Zu Gesicht bekommt man sie eigentlich nur bei der Zubereitung von Fleisch: Diese weißen Fasern, die Fleischstücke wie eine dünne Schicht überziehen, sind Faszien. Dieses Bindegewebe umhüllt aber nicht nur den Hendlhaxen, sondern durchzieht auch unseren Körper. Dass Faszien mehr sind als "Verpackungsmaterial", weiß man aber erst seit einigen Jahren.

Voll besetzt mit Meldezentralen

Die Faszien erlebten einen wahren Hype: Nicht nur die Forschung wurde intensiviert, auch Trainings- und Massagemethoden für die Faszien florieren. "Früher hat man gedacht, Faszien wären totes Gewebe", sagt Barbara Gödl-Purrer, Lehrende am Lehrgang Physiotherapie an der FH Joanneum Graz. "Doch durch die Forschung weiß man heute, dass die Faszien dicht mit Rezeptoren besiedelt sind."

Das heißt: Die Faszie ist voll besetzt mit kleinen "Meldezentralen", die dem Gehirn ständig Reize weiterleiten. Damit ist die Faszie hauptverantwortlich für unsere Körperwahrnehmung: Wir wissen mit geschlossenen Augen, wo sich unser Arm gerade befindet. "Die Faszie ist quasi unser sechster Sinn", sagt Gödl-Purrer.

Hauptauslöser für Rückenschmerz

Doch Faszien umhüllen nicht nur unsere Muskeln und Organe und halten sie in Form: Durch das dichte Netz der Nervenenden, das sie durchzieht, können Faszien auch Schmerzen bereiten. Es wird vermutet, dass die Faszien einer der Hauptauslöser für Rückenschmerzen sein könnten.

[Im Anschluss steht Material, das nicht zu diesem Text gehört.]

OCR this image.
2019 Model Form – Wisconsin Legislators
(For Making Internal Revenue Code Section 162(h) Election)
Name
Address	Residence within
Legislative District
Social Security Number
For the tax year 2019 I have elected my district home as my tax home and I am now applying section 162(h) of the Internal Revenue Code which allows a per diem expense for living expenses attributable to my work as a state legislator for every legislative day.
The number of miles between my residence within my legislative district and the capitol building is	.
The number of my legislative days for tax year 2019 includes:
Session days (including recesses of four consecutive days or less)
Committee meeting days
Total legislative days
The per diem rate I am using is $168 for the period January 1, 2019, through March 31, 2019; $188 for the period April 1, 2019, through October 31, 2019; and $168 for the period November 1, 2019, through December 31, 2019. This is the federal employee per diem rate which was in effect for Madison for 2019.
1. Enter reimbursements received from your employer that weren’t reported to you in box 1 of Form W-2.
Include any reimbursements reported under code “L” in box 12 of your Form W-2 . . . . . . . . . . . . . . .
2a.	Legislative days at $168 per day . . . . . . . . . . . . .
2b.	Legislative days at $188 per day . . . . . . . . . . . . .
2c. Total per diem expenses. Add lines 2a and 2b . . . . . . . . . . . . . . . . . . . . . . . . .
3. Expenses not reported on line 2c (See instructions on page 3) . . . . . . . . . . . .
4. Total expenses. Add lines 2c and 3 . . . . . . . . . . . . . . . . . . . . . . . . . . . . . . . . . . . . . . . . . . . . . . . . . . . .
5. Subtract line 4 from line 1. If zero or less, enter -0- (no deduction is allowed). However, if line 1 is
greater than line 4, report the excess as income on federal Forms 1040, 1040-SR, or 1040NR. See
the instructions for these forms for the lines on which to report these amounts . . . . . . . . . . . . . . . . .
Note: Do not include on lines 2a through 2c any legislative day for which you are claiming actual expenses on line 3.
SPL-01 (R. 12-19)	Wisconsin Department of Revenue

Sie reagieren nicht nur auf falsche Beanspruchung (mangelnde Bewegung, falsche Belastung), sondern auch auf Stressbotenstoffe. Forscher aus Ulm haben im Laborversuch gezeigt, dass Faszien sich zusammenziehen, wenn sie mit einem menschlichen Stresshormon in Kontakt kommen.

Keine Unterforderung

Was den Faszien schadet, ist sowohl die Unter- wie auch die Überbelastung. Verbringt man seinen Alltag vorwiegend bewegungslos, ist das für die Faszien ebenso schlecht, wie wenn das Gewebe überfordert wird. Ein typisches Beispiel sei laut dem Forscher Robert Schleip das Barfußlaufen: Lange ein großer Trend, hat sich nun gezeigt, dass man den Fuß erst langsam an das Laufen ohne stützenden Schuh gewöhnen müsse, sonst komme es zu Überlastungsschäden.

Gewebe verklebt

"Durch die Faszien stehen die Muskeln in Verbindung, funktionieren wie ein Netzwerk", sagt Gödl-Purrer. Durch dieses Wissen könne man heute mittels Faszien-Massagen gezielter auf Verhärtungen und Verspannungen eingehen. "Durch die Faszienforschung haben wir heute ein besseres Wissen darüber, durch welche Bewegungen und welche Druckpunkte man Schmerzen reduzieren und Entspannung erreichen kann", sagt Gödl-Purrer.

So sollten bei Therapien nach schweren Verletzungen oder Operationen die Faszien miteinbezogen werden. Denn auch durch Operationen kann das Gewebe "verkleben". Neben manuellen Therapien wie Massagen (siehe unten), Osteopathie oder Rolfing gibt es auch Training für die Faszien: Das ist meist eine Kombination von kurzen, federnden Bewegungen mit Dehnung.

Aber: Ein "Wundermittel" gegen alle Schmerzzustände sei die Bearbeitung der Faszien nicht. "Um wirklich anhaltend gegen Verspannungen zu wirken", sagt Gödl-Purrer, "muss der Mensch sein Verhalten und den Umgang mit seinem Körper verändern."